What he doesn't address here is the fact that the costs (systemic risk, foreclosure, personal bankruptcy, etc) incurred by low/no-doc loans may outweigh the benefit of allowing some people to refinance their mortgage in certain limited situations. Nor does he consider the fact that it might be possible to allow the loans in certain situations, but not in other. A regulatory agency might be useful for making these decisions. Maybe a consumer financial product safety commission?
He then goes on to talk about the evils of banning pre-payment penalties, as though this was the main contributor to the financial crisis. I do not believe it was.
European home values have also fallen. But foreclosure rates are lower in Europe partly because homeowners there haven't stripped their homes of equity to the same extent. Similarly, adjustable-rate mortgages are standard in Europe and have been very common at times in the United States. It was the Federal Reserve's erratic monetary policy that made adjustable-rate mortgages here "explode," not the loans themselves.
Also a problem was the fact that unregulated lenders actively sold loans to consumers who could not afford them, fueling a real estate bubble that was bound to burst. No doubt Zywicki would fault borrowers, and admonish them to act more rationally, which is a little like asking a dog to be more like a cat. Maybe a consumer financial product safety commission could help.
This obsession with simplicity threatens innovation as well as competition. Thirty years ago credit cards were exceedingly simple. They charged high annual fees just to own them (often $40-$50), high fixed interest rates (approaching 20%), and offered no cash rebates.
Today credit cards are more complex, but they are also better. They offer no annual fees for no-frills cards, flexible interest rates, and more benefits. Competition is fierce and consumers have a wide range of choices.
One wonders whether the credit card revolution would have been possible under a consumer financial product safety commission.
Here he is trying to argue that financial innovation in credit cards has been a good thing. We now have credit cards rules that are, frankly, impossible for the consumer to understand, exorbitant penalties, zero meaningful disclosure, and card companies that will try to talk 18 year olds with no jobs into going deeply into debt. The management doesn't care about future defaults, because they will have already collected their bonuses. But hey, we get airline miles and sometimes don't have to pay a fee!
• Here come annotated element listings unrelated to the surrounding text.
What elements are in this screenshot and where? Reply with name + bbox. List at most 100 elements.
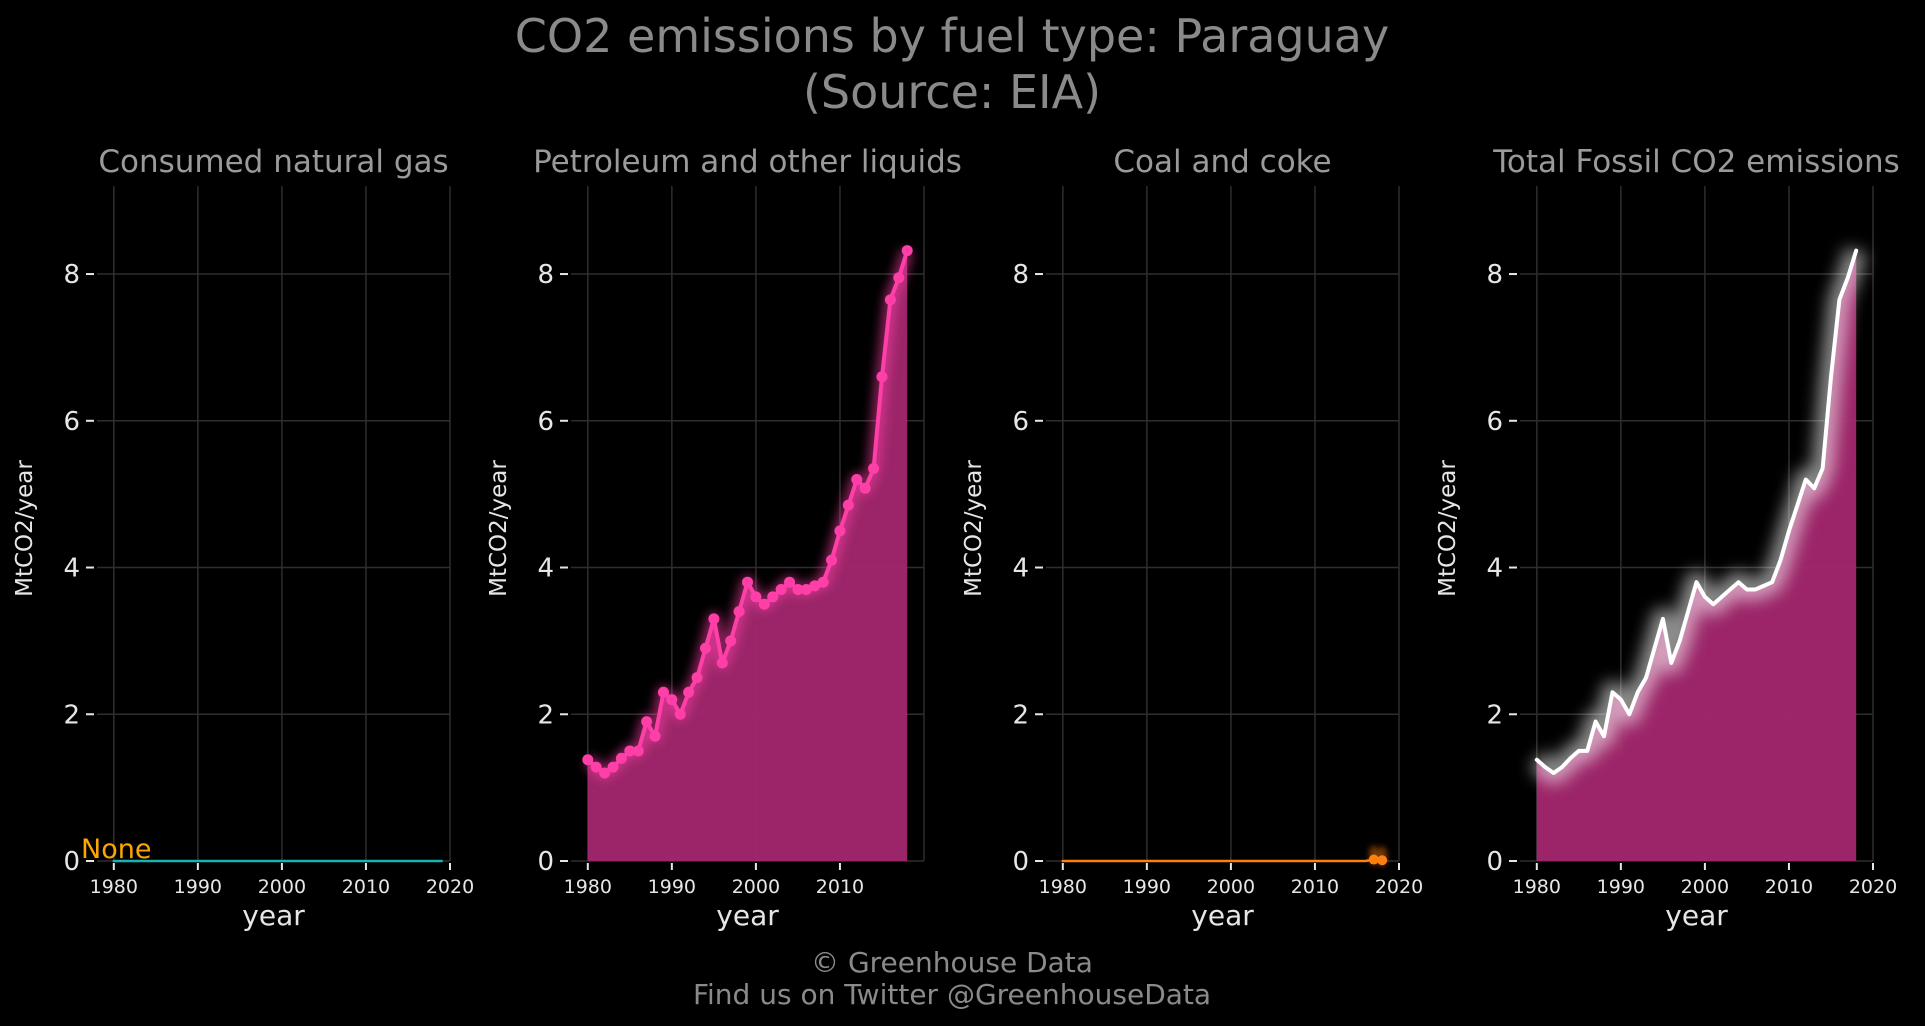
chart-title-line2: (Source: EIA) [803,65,1101,119]
x-tick-label: 2000 [1681,876,1729,898]
x-tick-label: 2010 [1765,876,1813,898]
data-point [607,761,619,773]
x-tick-label: 2010 [816,876,864,898]
series-line [1534,248,1859,775]
y-tick-label: 6 [1486,407,1503,437]
x-tick-label: 2000 [732,876,780,898]
x-tick-label: 1990 [1123,876,1171,898]
data-point [851,473,863,485]
data-point [708,613,720,625]
data-point [582,754,594,766]
x-tick-label: 2000 [1207,876,1255,898]
panel-1: Consumed natural gas 0 2 4 6 8 1980 1990 2000 201… [12,144,474,932]
data-point [859,482,871,494]
data-point [666,694,678,706]
y-tick-label: 2 [1012,700,1029,730]
data-point [868,462,880,474]
y-tick-label: 6 [63,407,80,437]
data-point [834,525,846,537]
y-tick-label: 4 [1012,554,1029,584]
panel-title: Consumed natural gas [98,144,448,180]
footer-twitter: Find us on Twitter @GreenhouseData [693,978,1211,1011]
data-point [775,584,787,596]
data-point [590,761,602,773]
x-axis-label: year [1191,899,1254,932]
data-point [1368,854,1379,865]
y-tick-label: 2 [63,700,80,730]
data-point [632,745,644,757]
x-tick-label: 2020 [426,876,474,898]
data-point [657,686,669,698]
y-axis-label: MtCO2/year [1435,460,1461,597]
y-tick-label: 8 [1486,260,1503,290]
data-point [725,635,737,647]
data-point [733,606,745,618]
data-point [624,745,636,757]
data-point [884,294,896,306]
x-tick-label: 2020 [1375,876,1423,898]
y-tick-label: 2 [537,700,554,730]
data-point [893,272,905,284]
x-tick-label: 1990 [648,876,696,898]
data-point [901,245,913,257]
data-point [615,752,627,764]
x-tick-label: 1980 [1513,876,1561,898]
data-point [742,576,753,588]
data-point [691,672,703,684]
y-tick-label: 0 [1012,847,1029,877]
data-point [750,591,762,603]
x-tick-label: 2000 [258,876,306,898]
chart-title-line1: CO2 emissions by fuel type: Paraguay [515,9,1389,63]
x-tick-label: 1980 [564,876,612,898]
data-point [1377,855,1388,866]
x-axis-label: year [716,899,779,932]
data-point [641,716,653,728]
x-tick-label: 1980 [90,876,138,898]
panel-title: Petroleum and other liquids [533,144,962,180]
y-tick-label: 2 [1486,700,1503,730]
y-axis-label: MtCO2/year [12,460,38,597]
data-point [683,686,695,698]
x-tick-label: 2010 [1291,876,1339,898]
panel-title: Coal and coke [1113,144,1331,180]
y-tick-label: 8 [537,260,554,290]
data-point [792,584,804,596]
y-tick-label: 0 [63,847,80,877]
y-tick-label: 4 [63,554,80,584]
y-tick-label: 4 [537,554,554,584]
series-line [1061,858,1384,863]
data-point [784,576,796,588]
y-tick-label: 0 [537,847,554,877]
panel-4: Total Fossil CO2 emissions 0 2 4 6 8 1980 1990 2… [1435,144,1900,932]
x-tick-label: 1990 [1597,876,1645,898]
data-point [674,708,686,720]
y-tick-label: 0 [1486,847,1503,877]
y-tick-label: 6 [1012,407,1029,437]
y-tick-label: 8 [63,260,80,290]
data-point [817,576,829,588]
x-axis-label: year [1665,899,1728,932]
y-tick-label: 8 [1012,260,1029,290]
data-point [800,584,812,596]
panel-3: Coal and coke 0 2 4 6 8 1980 1990 2000 2010 2020 ye… [961,144,1423,932]
data-point [758,598,770,610]
x-tick-label: 1980 [1039,876,1087,898]
y-tick-label: 6 [537,407,554,437]
data-point [699,642,711,654]
series-area-fill [1536,250,1857,862]
x-tick-label: 2010 [342,876,390,898]
footer-copyright: © Greenhouse Data [811,946,1093,979]
data-point [649,730,661,742]
y-tick-label: 4 [1486,554,1503,584]
data-point [809,580,821,592]
y-axis-label: MtCO2/year [486,460,512,597]
data-point [599,767,611,779]
x-tick-label: 2020 [1849,876,1897,898]
y-axis-label: MtCO2/year [961,460,987,597]
x-tick-label: 1990 [174,876,222,898]
series-area-fill [587,250,908,862]
none-annotation: None [81,834,151,865]
panel-title: Total Fossil CO2 emissions [1492,144,1900,180]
Again, in order for people to make good choices, they need to have good information. Complexity obscures information. Here's a financial innovation: Require simple credit card rules, so that people can make an informed choice about their card without having to hire a lawyer. What entity might be able to do this? Maybe a consumer financial product safety commission?
Our current problems are caused by misaligned incentives and the rational response of consumers and lenders to those incentives. It's not a crisis of consumer protection. A new agency premised on the erroneous belief what consumers need is to be protected from themselves is likely to do more harm than good.
Rational response? I know that neo-classical economics (and its notion that people act rationally, carefully weighing the costs and benefits of each decision) is a hard habit to shake, but it's very difficult to argue that people have been acting rationally.
We want people to make better choices. In order to make better choices, they need better information. Hidden in the enormous information asymmetry between consumers and huge corporate lenders is a perfect opportunity for credit card companies to take consumers for all that they have. These companies have access to government and power that the consumer can not possibly imagine. They have hordes of lawyers and marketers, all of whom are fixated on making sure that they get as much money from borrowers as they can. In this environment, setting rules to address this disparity is a good thing.
Do you know what might really help in addressing it? Corporate tax breaks!
Just kidding. Actually, a consumer financial product safety commission would be a good start.